Alors, avec une énergie nouvelle, le fils et le père se mettent au travail. Enfin, Dédale réfléchit, tandis qu'Icare attend les instructions, mais tous deux se mettent en quête d'une solution concrète. Ils vont tous faire pour s'en sortir vivant, même si cela signifie prier les dieux pendant plusieurs jours et manger des pierres.

« Bois, eau, tissus… peu importe, mais il nous faut trouver quelque chose. »

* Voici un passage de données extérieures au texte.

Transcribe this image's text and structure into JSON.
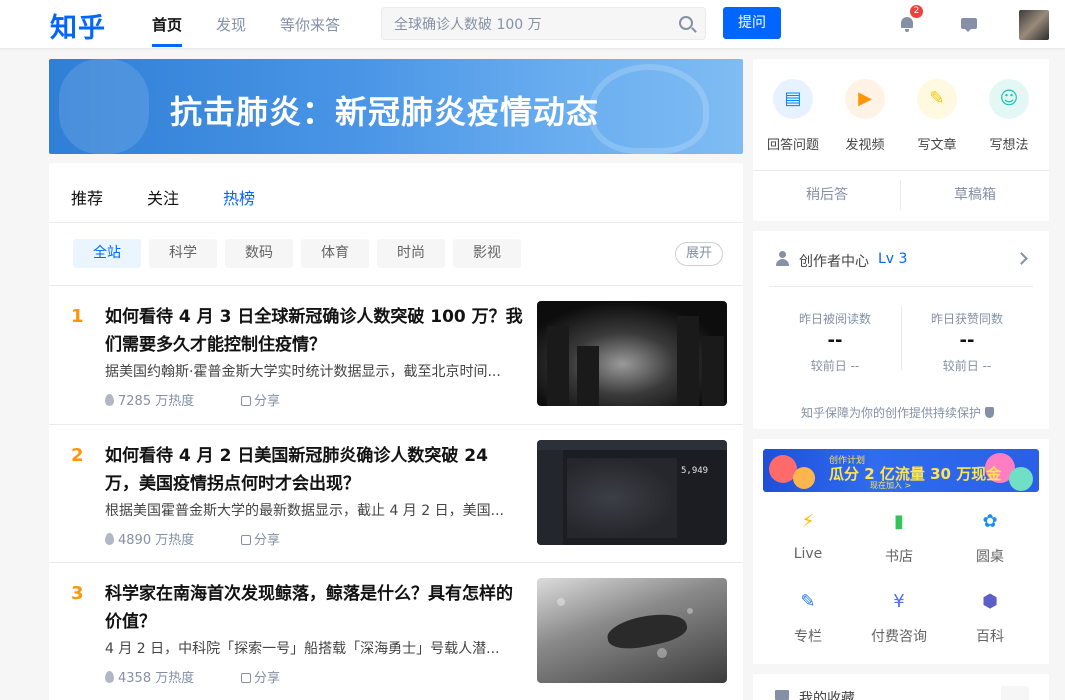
{
  "header": {
    "logo": "知乎",
    "nav": [
      "首页",
      "发现",
      "等你来答"
    ],
    "search_value": "全球确诊人数破 100 万",
    "ask_label": "提问",
    "notification_count": "2",
    "accent": "#0066ff"
  },
  "banner": {
    "title": "抗击肺炎：新冠肺炎疫情动态"
  },
  "tabs": [
    "推荐",
    "关注",
    "热榜"
  ],
  "chips": [
    "全站",
    "科学",
    "数码",
    "体育",
    "时尚",
    "影视"
  ],
  "expand_label": "展开",
  "hot_list": [
    {
      "rank": "1",
      "title": "如何看待 4 月 3 日全球新冠确诊人数突破 100 万？我们需要多久才能控制住疫情？",
      "excerpt": "据美国约翰斯·霍普金斯大学实时统计数据显示，截至北京时间...",
      "heat": "7285 万热度",
      "share": "分享"
    },
    {
      "rank": "2",
      "title": "如何看待 4 月 2 日美国新冠肺炎确诊人数突破 24 万，美国疫情拐点何时才会出现？",
      "excerpt": "根据美国霍普金斯大学的最新数据显示，截止 4 月 2 日，美国...",
      "heat": "4890 万热度",
      "share": "分享",
      "thumb_number": "5,949"
    },
    {
      "rank": "3",
      "title": "科学家在南海首次发现鲸落，鲸落是什么？具有怎样的价值？",
      "excerpt": "4 月 2 日，中科院「探索一号」船搭载「深海勇士」号载人潜...",
      "heat": "4358 万热度",
      "share": "分享"
    }
  ],
  "sidebar": {
    "actions": [
      {
        "label": "回答问题",
        "icon": "answer-icon",
        "color": "#0084ff"
      },
      {
        "label": "发视频",
        "icon": "video-icon",
        "color": "#ff9607"
      },
      {
        "label": "写文章",
        "icon": "write-icon",
        "color": "#f5c400"
      },
      {
        "label": "写想法",
        "icon": "idea-icon",
        "color": "#1ac3b3"
      }
    ],
    "later_label": "稍后答",
    "drafts_label": "草稿箱",
    "creator": {
      "title": "创作者中心",
      "level": "Lv 3",
      "stats": [
        {
          "label": "昨日被阅读数",
          "value": "--",
          "sub": "较前日 --"
        },
        {
          "label": "昨日获赞同数",
          "value": "--",
          "sub": "较前日 --"
        }
      ],
      "protect_text": "知乎保障为你的创作提供持续保护"
    },
    "promo": {
      "small": "创作计划",
      "big": "瓜分 2 亿流量 30 万现金",
      "join": "现在加入 >"
    },
    "services": [
      {
        "label": "Live",
        "icon": "live-icon",
        "color": "#ffb800"
      },
      {
        "label": "书店",
        "icon": "bookstore-icon",
        "color": "#37c35b"
      },
      {
        "label": "圆桌",
        "icon": "roundtable-icon",
        "color": "#1e8ff0"
      },
      {
        "label": "专栏",
        "icon": "column-icon",
        "color": "#1f7cf0"
      },
      {
        "label": "付费咨询",
        "icon": "consult-icon",
        "color": "#4d6ef5"
      },
      {
        "label": "百科",
        "icon": "encyclopedia-icon",
        "color": "#5b5fc7"
      }
    ],
    "favorites_label": "我的收藏"
  }
}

Un signe de tête du fils, promettant qu'il a compris et il se met en route. Il doit trouver coûte que coûte. Son père marche aussi, derrière lui. Plus lent, mais avec une force inspirante. Icare court vers sa liberté, quand son père l'assure par sa patience. Soudain, dans un creux du mur de pierre sur sa droite, Icare remarque un trou, trop petit pour les grands pieds de son géniteur, mais assez fin pour lui. Ses yeux brillent et il s'y accroche, une prise plus haut entre deux pierres, si minime qu'il s'écorche les doigts. Ses mains deviennent moites, il tremble, mais il se force à prendre du courage, qui sait ce qu'il verra s'il atteint le haut du mur ? Et qui sait ce qu'il pourrait y trouver ? Il grimpe sur quelques longs centimètres, ne regardant pas son père s'approcher. Puis soudain, un symbole se dessine sous ses yeux. D'un bas il est invisible, mais de là, il est évident.

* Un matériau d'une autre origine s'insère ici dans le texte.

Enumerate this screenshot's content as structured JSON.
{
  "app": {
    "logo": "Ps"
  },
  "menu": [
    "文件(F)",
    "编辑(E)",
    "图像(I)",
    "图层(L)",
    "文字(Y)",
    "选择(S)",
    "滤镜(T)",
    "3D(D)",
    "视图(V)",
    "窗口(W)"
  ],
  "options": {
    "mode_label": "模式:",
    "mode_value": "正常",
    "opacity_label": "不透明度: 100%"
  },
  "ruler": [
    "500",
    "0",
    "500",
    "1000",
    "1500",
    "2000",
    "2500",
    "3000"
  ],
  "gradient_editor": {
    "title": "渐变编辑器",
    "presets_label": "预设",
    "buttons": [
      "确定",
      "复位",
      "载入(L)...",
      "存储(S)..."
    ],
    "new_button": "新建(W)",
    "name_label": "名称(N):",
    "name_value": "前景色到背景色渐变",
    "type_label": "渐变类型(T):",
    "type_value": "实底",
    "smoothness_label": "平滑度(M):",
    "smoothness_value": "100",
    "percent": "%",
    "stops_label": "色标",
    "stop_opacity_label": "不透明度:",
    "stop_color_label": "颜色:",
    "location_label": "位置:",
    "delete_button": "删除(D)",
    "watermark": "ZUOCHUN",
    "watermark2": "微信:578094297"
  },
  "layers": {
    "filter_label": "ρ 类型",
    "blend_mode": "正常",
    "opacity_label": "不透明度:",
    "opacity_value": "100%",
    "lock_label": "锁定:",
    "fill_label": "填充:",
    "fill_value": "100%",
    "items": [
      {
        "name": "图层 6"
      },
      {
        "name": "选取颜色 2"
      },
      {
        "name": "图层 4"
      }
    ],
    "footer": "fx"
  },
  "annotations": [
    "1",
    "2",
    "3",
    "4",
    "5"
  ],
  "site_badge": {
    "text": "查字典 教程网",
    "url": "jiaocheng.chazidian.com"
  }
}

« Père, une colombe. Est-ce Aphrodite ? »

Aphrodite, déesse de l'amour, apprécie sûrement son père pour l'amour impossible qu'il a permis à Pasiphaé de faire vivre. Un sourire s'étend sur ses lèvres. Il tape sur la pierre, il essaie de la décoller, rien n'y fait, elle ne bouge pas. Est-ce réellement juste un signe ? Rien de concret ? Déçu Icare commencer à redescendre quand la pierre du dessous s'enfonce. Un trou dans un mur de labyrinthe ? Un réel sourire de soulagement se dessine et Icare plonge la main. Un cri plus tard et il est au sol.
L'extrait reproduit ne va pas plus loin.